Now the case for disassembly! It is possible to replace your pads one by one over a long timespan, and continue doing this for many many years. However, this has one serious drawback- you never clean the horn! Just as the oil in your car builds up particulate and becomes instead of a lubricant an abrasive and the oil must be changed, the oil inside your key rods will do the same. If you just keep adding key oil every year without ever taking it apart and cleaning it out, you are simply getting a more and more abrasive mixture in your keys, contributing to wear, which will turn into play in the keys, which will invite more particulate into the gaps and dry out the oil faster and the problem will accelerate and get worse over time and eventually need remedied by an expensive mechanical reconstruction of your keywork sooner than you would have needed one otherwise.

So your friends horn is at least 30 years old, and it seems like it has been played for much of that time. If you had been driving a car for 30 years and you took it somewhere for an oil change, would you be surprised to have the mechanic tell you that your car could use a lot more?

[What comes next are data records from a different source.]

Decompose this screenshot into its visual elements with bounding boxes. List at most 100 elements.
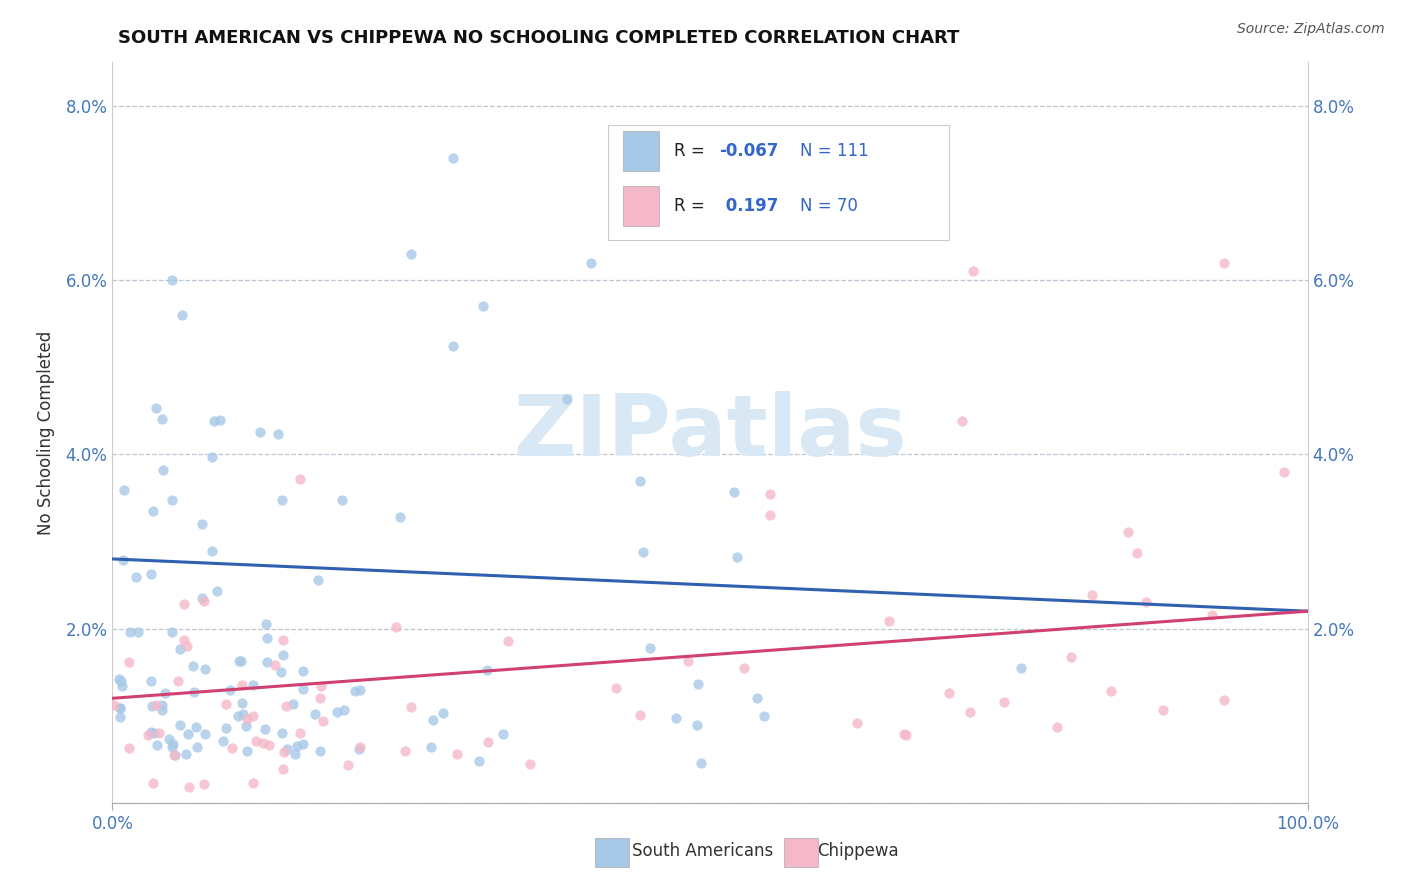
Point xyxy=(127,625,149,640)
FancyBboxPatch shape xyxy=(623,130,658,171)
Point xyxy=(384,620,406,634)
Point xyxy=(446,747,468,761)
Point xyxy=(226,708,249,723)
Point xyxy=(193,776,215,790)
Point xyxy=(441,151,464,165)
Point xyxy=(118,624,141,639)
Point xyxy=(215,697,238,711)
Point xyxy=(150,411,173,425)
Point xyxy=(304,707,326,722)
Point xyxy=(292,682,315,697)
Point xyxy=(165,748,187,763)
Point xyxy=(229,655,252,669)
Point xyxy=(1272,465,1295,479)
Point xyxy=(169,717,191,731)
Point xyxy=(191,591,214,605)
Point xyxy=(270,665,292,680)
Point xyxy=(759,486,782,500)
Point xyxy=(1099,684,1122,698)
Point xyxy=(332,703,354,717)
Point xyxy=(893,727,915,741)
Point xyxy=(432,706,454,721)
Point xyxy=(1152,703,1174,717)
Point xyxy=(221,741,243,756)
Point xyxy=(141,504,163,518)
Point xyxy=(231,696,253,710)
Point xyxy=(152,703,174,717)
Point xyxy=(125,569,148,583)
Point xyxy=(254,616,277,631)
Point xyxy=(186,740,208,755)
Point xyxy=(110,701,132,715)
Point xyxy=(194,727,217,741)
Point xyxy=(1135,595,1157,609)
Point xyxy=(475,663,498,677)
Point xyxy=(291,737,314,751)
Point xyxy=(194,662,217,676)
Point xyxy=(754,709,776,723)
Point xyxy=(205,583,228,598)
Point xyxy=(103,698,125,712)
Point xyxy=(307,573,329,587)
Point xyxy=(212,734,235,748)
Point xyxy=(253,722,276,736)
Point xyxy=(152,463,174,477)
Point xyxy=(1213,693,1236,707)
Point xyxy=(309,680,332,694)
Point xyxy=(236,743,259,757)
Point xyxy=(166,673,188,688)
Point xyxy=(193,594,215,608)
Point xyxy=(747,690,769,705)
Point xyxy=(169,642,191,657)
Point xyxy=(183,685,205,699)
Point xyxy=(235,718,257,732)
Point xyxy=(492,727,515,741)
Point xyxy=(162,624,184,639)
Point xyxy=(686,717,709,731)
Text: ZIPatlas: ZIPatlas xyxy=(513,391,907,475)
Point xyxy=(153,686,176,700)
Point xyxy=(498,634,520,648)
Point xyxy=(288,726,311,740)
Point xyxy=(174,747,197,761)
Point xyxy=(665,711,688,725)
Point xyxy=(112,483,135,497)
Point xyxy=(1060,649,1083,664)
Point xyxy=(218,683,240,698)
Point xyxy=(110,674,132,689)
Point xyxy=(472,299,495,313)
Text: South Americans: South Americans xyxy=(633,842,773,860)
Point xyxy=(555,392,578,406)
Point xyxy=(228,654,250,668)
Point xyxy=(952,414,974,428)
Point xyxy=(231,678,253,692)
Point xyxy=(256,655,278,669)
Point xyxy=(256,631,278,645)
Point xyxy=(628,474,651,488)
Point xyxy=(1213,256,1236,270)
Point xyxy=(993,695,1015,709)
Point xyxy=(605,681,627,695)
Point xyxy=(388,510,411,524)
Point xyxy=(145,401,167,416)
Y-axis label: No Schooling Completed: No Schooling Completed xyxy=(37,331,55,534)
Point xyxy=(723,485,745,500)
Point xyxy=(270,725,292,739)
Point xyxy=(1081,588,1104,602)
Point xyxy=(172,308,194,322)
Point xyxy=(879,614,901,628)
Point xyxy=(271,632,294,647)
Point xyxy=(160,739,183,754)
Text: Source: ZipAtlas.com: Source: ZipAtlas.com xyxy=(1237,22,1385,37)
Point xyxy=(579,256,602,270)
Point xyxy=(215,721,238,735)
Point xyxy=(276,742,298,756)
Point xyxy=(202,414,225,428)
Text: Chippewa: Chippewa xyxy=(818,842,900,860)
Point xyxy=(689,756,711,770)
Point xyxy=(252,736,274,750)
Point xyxy=(938,685,960,699)
FancyBboxPatch shape xyxy=(609,126,949,240)
Point xyxy=(401,247,423,261)
Point xyxy=(468,754,491,768)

Unless your friends horn has been fully repadded or overhauled sometime in the last 5-10 years, it is entirely feasible to do so again. Not only feasible, but good for the horn and a sound financial investment. With a good repad or overhaul, assuming the horn is not damaged later on, many of the larger procedures such as leveling toneholes, fixing dents, body bends, and mechanical reconstruction of the keywork only need to be done once every half-century!

I can't speak for all techs, but there are real and very well thought-out reasons I recommend what I recommend. I have your horns interest in mind. I am very aware of the high initial cost of doing things right, but it WILL save you money in the long run, and in the meantime your horn will be playing better.